Just like being in a restaurant, Collins and her staff serves the residents with food, beverage and dessert, and then clean up the dishes.
“My sons have friends that will come and help us, too,” Collins said. “We just deliver plates to everybody. We love it.”
“For her to do it is above and beyond the call of duty,” Griss said.
Most of the food is prepared at the Oriole before the finishing touches are completed in the Manor’s community room prior to the 5 p.m. feast.
Cooking Thanksgiving dinner for 50 people is no easy task, requiring three to four turkeys.
“It’s a large amount of people to cook for and they do it without hesitation and with grace and elegance,” Griss said.
“If you do it and people like it, then why not keep doing it?” Collins said.
Collins lets the eldest of her three sons, Mitch, carve the turkey, believing it to be a man’s job.
“We set it out on a cart so that everybody can witness the carving of the turkey,” Griss said.
At the restaurant, the Collins family and staff will be at work Thanksgiving, too, as the Oriole will be open for a special holiday dinner for $21.99 per person. Diners have a choice of turkey, ham or prime rib, or a little of each up to 12 ounces of meat.
The Oriole is located at 708 J St. in Hoquiam, and reservations for the Thanksgiving dinner can be made at (360) 532-1381.
Providing meals for the residents of the manor as well as being open on Thanksgiving brings the family together in the true spirit of holiday, Collins said.
“Everybody gets involved,” she said.
The manor has several holiday celebrations that involve the community, including a recent haunted Halloween party and a holiday open house.
“We really try to be part of the community, the building as a whole, because they live in Hoquiam and we owe it to them to try to do what we can to help,” Griss said.

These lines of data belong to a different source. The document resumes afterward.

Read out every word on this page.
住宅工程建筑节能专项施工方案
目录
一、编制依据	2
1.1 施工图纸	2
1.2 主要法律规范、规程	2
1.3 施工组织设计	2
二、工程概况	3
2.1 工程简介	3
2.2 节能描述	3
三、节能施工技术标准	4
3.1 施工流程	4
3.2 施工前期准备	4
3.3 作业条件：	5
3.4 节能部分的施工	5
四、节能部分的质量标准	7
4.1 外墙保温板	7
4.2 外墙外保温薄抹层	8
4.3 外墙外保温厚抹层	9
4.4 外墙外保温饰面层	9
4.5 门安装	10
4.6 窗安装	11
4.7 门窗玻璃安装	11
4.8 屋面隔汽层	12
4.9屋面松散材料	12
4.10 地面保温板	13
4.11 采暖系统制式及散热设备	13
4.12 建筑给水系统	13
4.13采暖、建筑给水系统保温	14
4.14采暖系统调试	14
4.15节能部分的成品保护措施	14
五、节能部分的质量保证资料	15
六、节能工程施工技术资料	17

Last year, Collins also provided Christmas dinner.
“Oh my gosh, the doors flew open and everybody came running through and it was awesome,” she said.
Collins describe herself as a lifelong restaurant worker, employed for many years as a waitress and bartender at Duffy’s in Aberdeen. She even was an assistant manager at a McDonald’s in Texas. She considers Duffy’s owner Ralph Larson to be the mentor who inspired her to take over the Oriole, which she opened on Feb. 9, 2009.
“He told me that Hoquiam is not considered a good spot to open an restaurant, but said that, ‘If anybody is going to be able to do it, you will,’ ” she said of Larson’s advice.
“I just took that as very encouraging. If I have problems that I don’t know the answer to, I call Ralph.”
Does she mind being in the kitchen all day Sunday for the Emerson Manor and then all day Thanksgiving day for the Oriole? “This is like home, and these people who come in here all the time are like family,” Jody said.
Like his mother, Mitch Collins and his brothers, Kurt and James, all have specific tasks in preparing and serving the dinner at the manor. Regular customer Jerry Paulson also helps out delivering and serving the food. Pies are provided by Jody Collins’ favorite local pie maker, Theresa Johnson of Elma, who worked for 26 years at Betty’s Kitchen.
“We have such a good crew that all of us know what we need,” Mitch said. “We can set it up the night before and then mom comes in before the roosters crow to get the turkeys in the oven.”
As a Christian, Jody Collins said she simply loves to help the Manor residents for the joy of seeing their smiles and for the bond of sharing the giving with her family.
“You try to make a difference, you try to pay it forward,” Griss said, echoing Collins’ sentiments. “If we don’t help each other, then what’s it all about?”